Washington/Tripolis - Die Stimmung in Libyen und Ägypten bleibt höchst angespannt. Nun reagieren die USA mit militärischen Drohgebärden auf die anhaltenden Ausschreitungen. Nach dem Angriff auf das US-Konsulat in der libyschen Stadt Bengasi verlegt das Pentagon zwei Kriegsschiffe vor die Küste des Landes.
Aus US-Regierungskreisen verlautete, der Zerstörer USS "Laboon" habe seine Position bereits am Mittwoch erreicht. Die USS "McFaul" sei auf dem Weg und werde innerhalb weniger Tage ihr Ziel erreichen. Weiter hieß es, die Schiffe hätten bisher noch keine konkrete Aufgabe.
Beide Zerstörer sind jedoch mit Tomahawk-Raketen ausgerüstet, die auch während des Nato-Einsatzes gegen den früheren Machthaber Muammar al-Gaddafi eingesetzt wurden. Die Schiffe gäben den Kommandeuren die Möglichkeit, flexibel auf jeden Einsatz zu reagieren, die der US-Präsident anordne, hieß es aus Pentagon-Kreisen.
Rund 50 Marines sind laut US-Medien inzwischen in Bengasi im Einsatz. Sie sollen die verbliebenen US-Bürger vor weiteren Übergriffen schützen. Am Dienstag war das US-Konsulat mit Raketen und Granaten angegriffen worden. Botschafter Chris Stevens und drei Mitarbeiter wurden getötet, auch mehrere libysche Sicherheitskräfte starben.
Neue Demonstrationen in Ägpyten und Tunesien
Auch in Ägypten spitzt sich die Lage zu. Vor der US-Botschaft in Kairo haben erneut Hunderte aufgebrachte Muslime demonstriert. Wie der TV-Sender CNN in der Nacht zum Donnerstag berichtete, gab es Auseinandersetzungen zwischen Sicherheitskräften und Demonstranten. Die Protestierenden hätten Steine geworfen. Es habe Verletzte und Festnahmen gegeben, berichtete CNN unter Berufung auf ägyptische Angaben.
Die Sicherheitskräfte hätten Tränengas eingesetzt. Am Dienstag hatten Demonstranten auch in Kairo versucht, in die US-Botschaft einzudringen. Als Auslöser gilt ein in den USA produzierter Filmtrailer, in dem der Prophet Mohammed verunglimpft wird.
Die Unruhen greifen auch auf andere Länder über. Unweit der tunesischen Hauptstadt Tunis setzte die Polizei am Mittwochabend Tränengas gegen rund 300 Demonstranten ein, die auf das Gelände der dortigen US-Botschaft vordringen wollten, wie ein AFP-Fotograf berichtete. Offiziellen Angaben zufolge wurden fünf Menschen festgenommen, mindestens zwei Polizisten wurden nach Angaben der Sicherheitskräfte verletzt.

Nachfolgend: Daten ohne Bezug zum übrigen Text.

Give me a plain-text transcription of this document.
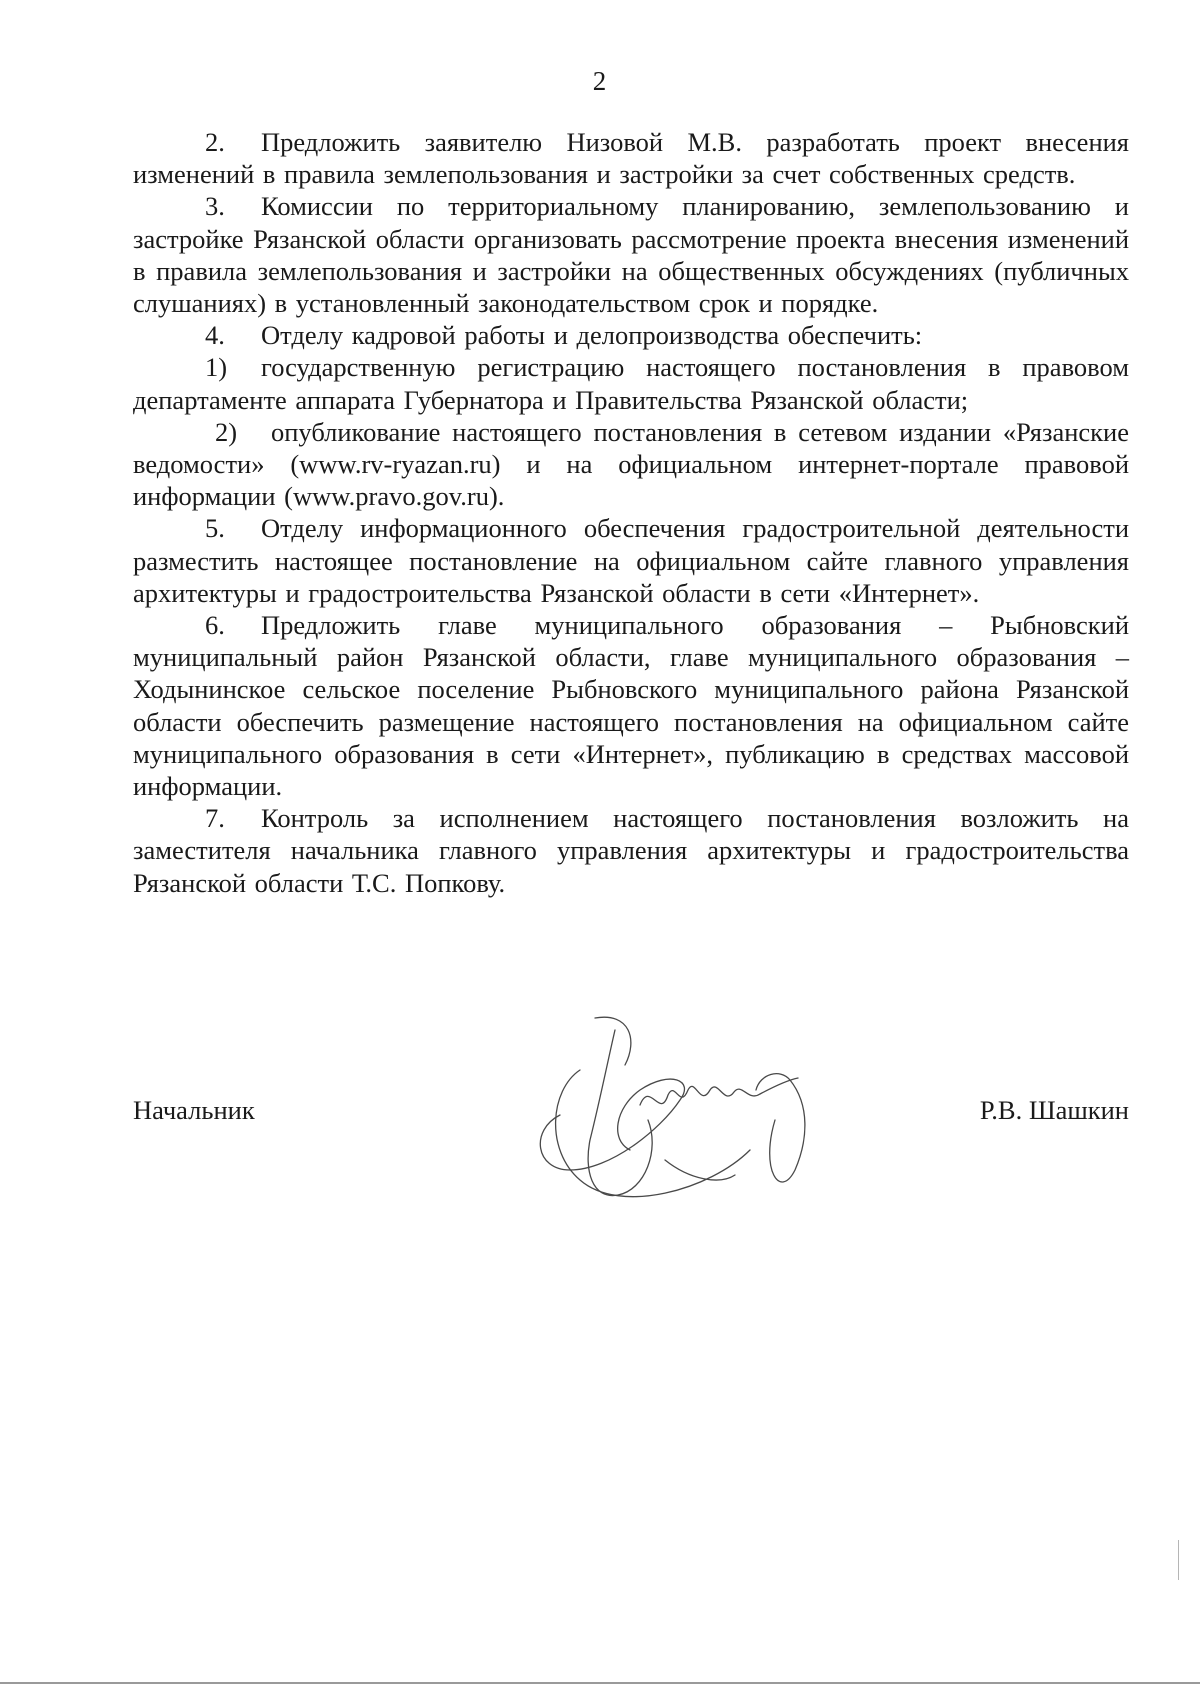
2

2. Предложить заявителю Низовой М.В. разработать проект внесения изменений в правила землепользования и застройки за счет собственных средств.

3. Комиссии по территориальному планированию, землепользованию и застройке Рязанской области организовать рассмотрение проекта внесения изменений в правила землепользования и застройки на общественных обсуждениях (публичных слушаниях) в установленный законодательством срок и порядке.

4. Отделу кадровой работы и делопроизводства обеспечить:

1) государственную регистрацию настоящего постановления в правовом департаменте аппарата Губернатора и Правительства Рязанской области;

2) опубликование настоящего постановления в сетевом издании «Рязанские ведомости» (www.rv-ryazan.ru) и на официальном интернет-портале правовой информации (www.pravo.gov.ru).

5. Отделу информационного обеспечения градостроительной деятельности разместить настоящее постановление на официальном сайте главного управления архитектуры и градостроительства Рязанской области в сети «Интернет».

6. Предложить главе муниципального образования – Рыбновский муниципальный район Рязанской области, главе муниципального образования – Ходынинское сельское поселение Рыбновского муниципального района Рязанской области обеспечить размещение настоящего постановления на официальном сайте муниципального образования в сети «Интернет», публикацию в средствах массовой информации.

7. Контроль за исполнением настоящего постановления возложить на заместителя начальника главного управления архитектуры и градостроительства Рязанской области Т.С. Попкову.

Начальник	Р.В. Шашкин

Die Menge, darunter auch viele Frauen, gehörten offenbar der Salafisten-Bewegung an und hatten zunächst friedlich demonstriert. Später verbrannten sie eine US-Fahne und riefen US-feindliche Parolen.
USA gehen von gezieltem Angriff aus
Nach dem Angriff auf das US-Konsulat in der libyschen Stadt Bengasi gehen die US-Geheimdienste Hinweisen auf einen gezielten Terroranschlag nach. Auch über eine Verwicklung des Terrornetzwerks al-Qaida wird spekuliert. Der Angriff sei "geplant, koordiniert, organisiert ausgeführt" worden, erklärte der Vorsitzende des Geheimdienstausschusses im Repräsentantenhaus Mike Rogers. Es sei sicher kein Zufall, dass sich der Anschlag am 11. September ereignet habe, dem elften Jahrestag der Qaida-Terroranschläge in den USA.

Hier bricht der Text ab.